Identidade socialista e republicanismo
Acreditamos ser possível formular uma terceira hipótese plausível e com maior potência heurística sobre as duas razões anteriores, a dos interesses e a pragmática, para explicar os desencontros entre o PT e os valores republicanos. Dotada de maior força explicativa exatamente porque contém, mas supera em um juízo histórico mais amplo e equilibrado as duas hipóteses anteriores.
Os desencontros entre o PT e os valores republicanos ocorrem porque ele ainda não formou, de forma plena, em sua cultura, sua identidade e seu programa o encontro entre seus valores do socialismo identitário original e os valores do republicanismo a serem constituídos no Estado brasileiro.
Na ausência desta fusão programática, entre a identidade socialista original e a política brasileira tal como se dá, cria-se um hiato, uma tensão não resolvida e ate mesmo uma contradição. As lógicas dos interesses particularistas e os cálculos do pragmatismo eleitoral, então, encontram espaço aberto para fazer entrada e se desenvolver.
O PT formou-se na cultura do socialismo democrático por ter aprendido o valor fundamental da liberdade nas lutas contra a ditadura militar e ter formado a sua cultura de esquerda em um período tardio, já de avançada desestalinização no plano internacional e na vida política brasileira. Esta jovem razão socialista democrática foi às urnas e quase venceu as eleições para presidente em 1989.
Desde então, por sua própria lógica política, ela se distendeu, se alargou e, em alguma medida, se conformou à disputa pelo voto das maiorias. Tornou-se, enfim, governo nacional e teve que aprender, em duríssimas provas que levaram a sua tradição quase à ruptura, a governar sob as regras e leis democráticas de um estado que é imperfeitamente republicano em dimensões fundamentais e anti-republicano ainda em outros fundamentos essenciais.

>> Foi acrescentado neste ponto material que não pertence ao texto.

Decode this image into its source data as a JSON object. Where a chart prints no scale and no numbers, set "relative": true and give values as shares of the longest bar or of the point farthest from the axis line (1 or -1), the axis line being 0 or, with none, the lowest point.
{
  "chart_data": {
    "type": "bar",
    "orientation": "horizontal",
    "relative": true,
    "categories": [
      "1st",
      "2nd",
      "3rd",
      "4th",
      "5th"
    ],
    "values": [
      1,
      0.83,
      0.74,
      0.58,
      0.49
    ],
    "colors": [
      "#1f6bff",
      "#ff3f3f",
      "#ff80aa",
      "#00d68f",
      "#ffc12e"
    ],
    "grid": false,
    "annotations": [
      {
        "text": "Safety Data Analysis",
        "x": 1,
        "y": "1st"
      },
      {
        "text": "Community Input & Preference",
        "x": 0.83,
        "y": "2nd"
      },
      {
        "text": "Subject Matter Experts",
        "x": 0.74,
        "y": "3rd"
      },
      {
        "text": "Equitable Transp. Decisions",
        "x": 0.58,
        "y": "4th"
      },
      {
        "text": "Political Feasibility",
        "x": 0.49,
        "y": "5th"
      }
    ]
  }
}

Identidades, lideranças, estruturas partidárias, fundamentos de financiamento, programas e identidades foram mobilizados para o esforço de ser governo à esquerda em uma conjuntura mundial adversa, em um país de uma complexidade que exaure a inteligência, minoritário no Congresso Nacional, nos governos estaduais mais importantes, sob o ataque impiedoso dos grandes meios empresariais de comunicação.
Que este esforço governativo tenha implicado em um certo padrão de adaptação às regras precariamente republicanas, semi-republicanas ou até anti-republicanas do estado brasileiro era mais que provável.
A cultura política brasileira sempre foi escassamente formada por valores republicanos. A soberania popular tardou muito a chegar. O interesse público não se fez raiz nem formou padrões. O liberalismo brasileiro, já muito cedo, no século XIX, adaptou-se aos padrões patrimonialistas, escravistas e patriarcais. Quando organizou o estado à sua semelhança, na República Velha, oligarquizou o poder, criminalizou a questão social, erodiu o pacto federativo, aprofundou a dependência econômica.
Recorreu aos quartéis contra a dinâmica ascendente do nacional-desenvolvimentismo e formou as suas grandes estruturas econômicas contemporâneas – a grande finança, a grande empresa, as empresas de comunicação, o agro-negócio – com base nas políticas autocráticas da ditadura militar.
Retornamos à democracia, pela via da transição liderada pelos conservadores liberais, em meios aos escombros da República. A eleição de Collor e o que se seguiu, os anos neoliberais, corroeram ainda mais o nosso frágil mundo púbico em formação.
Pela terceira vez no governo da nação, o PT precisa agora formar a sua consciência e o seu programa de estado republicano, afim aos seus valores de democracia, justiça e solidariedade. Em tempos regressivos da cultura liberal, em que se recua até do padrão keynesiano de gestão na Europa e nos EUA, o coração da razão pública é dramaticamente esquerdo.
*Juarez Guimarães é cientista político, professor da UFMG.